Detached homes are slowly disappearing from the suburbs of Hamilton-Burlington, and are being replaced by more budget-sensitive condominiums and townhouses.
“Hamilton didn’t even have a condo market eight years ago … you couldn’t recover your costs. Now there are a few projects that are planned or being built. It’s even hard to get the land for townhomes. Detached homes? Forget it,” said Jeff Paikin, a Hamilton-based builder who’s been in the real estate industry for nearly three decades.
Situated about 60km west of Toronto, Hamilton has a booming property market that’s become notorious for rising property values. As a result, many people are looking for more affordable deals in the Greater Golden Horseshoe region—a southern Ontario area home to nine million people. Many aspiring property buyers have long since given up on Steeltown, never mind Toronto, and that’s driving both increased density and rising prices in the surrounding region.
The average price of an existing home for all classes of housing in the Hamilton-Burlington area reached $607,846 in March, up 30.1% from a year ago.

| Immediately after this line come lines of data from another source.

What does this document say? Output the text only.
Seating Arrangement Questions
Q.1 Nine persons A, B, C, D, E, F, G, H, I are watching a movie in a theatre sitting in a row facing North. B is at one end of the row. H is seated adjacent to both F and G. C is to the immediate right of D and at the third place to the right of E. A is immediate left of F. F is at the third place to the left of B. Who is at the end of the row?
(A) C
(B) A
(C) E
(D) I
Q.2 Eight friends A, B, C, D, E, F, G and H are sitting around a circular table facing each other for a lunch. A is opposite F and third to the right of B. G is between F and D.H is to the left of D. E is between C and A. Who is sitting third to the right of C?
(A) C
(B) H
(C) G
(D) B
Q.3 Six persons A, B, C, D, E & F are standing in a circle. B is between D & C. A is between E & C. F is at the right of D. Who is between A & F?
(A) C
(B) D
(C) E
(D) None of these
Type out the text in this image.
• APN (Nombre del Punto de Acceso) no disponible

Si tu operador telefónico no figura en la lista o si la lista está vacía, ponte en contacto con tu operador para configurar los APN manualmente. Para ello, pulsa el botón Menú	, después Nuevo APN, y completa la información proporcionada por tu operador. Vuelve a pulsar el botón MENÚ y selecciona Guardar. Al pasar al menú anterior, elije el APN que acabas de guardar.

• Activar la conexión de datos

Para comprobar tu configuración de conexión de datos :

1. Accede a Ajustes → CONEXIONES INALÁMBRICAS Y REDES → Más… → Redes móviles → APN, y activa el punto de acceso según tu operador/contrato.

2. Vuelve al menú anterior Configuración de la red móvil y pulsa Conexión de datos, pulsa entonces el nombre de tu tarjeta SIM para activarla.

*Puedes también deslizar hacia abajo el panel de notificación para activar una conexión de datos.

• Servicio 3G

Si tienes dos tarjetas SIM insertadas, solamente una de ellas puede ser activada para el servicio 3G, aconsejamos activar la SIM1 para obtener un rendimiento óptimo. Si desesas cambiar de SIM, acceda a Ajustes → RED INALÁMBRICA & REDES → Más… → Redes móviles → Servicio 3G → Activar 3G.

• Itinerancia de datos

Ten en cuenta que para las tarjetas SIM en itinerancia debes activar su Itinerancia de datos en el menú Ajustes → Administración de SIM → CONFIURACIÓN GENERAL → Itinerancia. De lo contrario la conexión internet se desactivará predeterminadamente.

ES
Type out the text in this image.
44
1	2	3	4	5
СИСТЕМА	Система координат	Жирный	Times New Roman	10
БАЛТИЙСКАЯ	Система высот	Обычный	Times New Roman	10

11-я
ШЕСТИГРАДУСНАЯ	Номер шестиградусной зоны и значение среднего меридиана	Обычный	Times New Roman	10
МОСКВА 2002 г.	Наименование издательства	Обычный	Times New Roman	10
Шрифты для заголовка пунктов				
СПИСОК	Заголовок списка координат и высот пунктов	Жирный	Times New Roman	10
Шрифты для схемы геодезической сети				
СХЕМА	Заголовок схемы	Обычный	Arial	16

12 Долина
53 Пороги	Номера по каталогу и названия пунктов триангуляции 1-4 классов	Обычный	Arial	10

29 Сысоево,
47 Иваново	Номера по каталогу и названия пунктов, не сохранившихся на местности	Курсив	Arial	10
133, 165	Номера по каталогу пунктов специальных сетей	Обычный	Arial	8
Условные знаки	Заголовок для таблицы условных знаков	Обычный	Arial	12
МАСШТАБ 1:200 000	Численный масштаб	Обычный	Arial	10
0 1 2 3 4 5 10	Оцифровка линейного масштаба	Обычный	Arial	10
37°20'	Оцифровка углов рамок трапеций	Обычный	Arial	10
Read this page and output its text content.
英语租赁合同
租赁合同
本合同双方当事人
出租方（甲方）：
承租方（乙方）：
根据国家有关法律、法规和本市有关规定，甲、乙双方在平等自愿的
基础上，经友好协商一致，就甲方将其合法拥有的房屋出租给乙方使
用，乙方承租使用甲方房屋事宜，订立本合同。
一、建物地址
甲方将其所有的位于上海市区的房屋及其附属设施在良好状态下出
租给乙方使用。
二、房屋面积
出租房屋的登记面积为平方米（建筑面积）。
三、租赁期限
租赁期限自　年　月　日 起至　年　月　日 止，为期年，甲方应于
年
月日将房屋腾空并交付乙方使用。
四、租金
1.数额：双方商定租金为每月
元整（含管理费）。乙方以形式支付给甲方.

Canada Mortgage and Housing Corp. (CMHC) said there were 2,119 new housing starts in 2016, but only 771 were single-detached homes. The rest were a mix of higher-density housing: 1,010 rowhouses, 110 semi-detached homes, and 228 apartments.
Just a decade ago, detached homes constituted 56.5% of all new construction in the Hamilton-Burlington area; rowhouses were half their current number, and only about 100 new apartments broke ground.
Evidently, increased density is no longer just a big-city issue.
CMHC statistics show that only 60,698 (33.5%) of the 180,967 new homes that went up in 2016 across the country were single-detached homes. By comparison, there were 88,118 new apartments. In 2006, detached single homes made up 48% of all starts.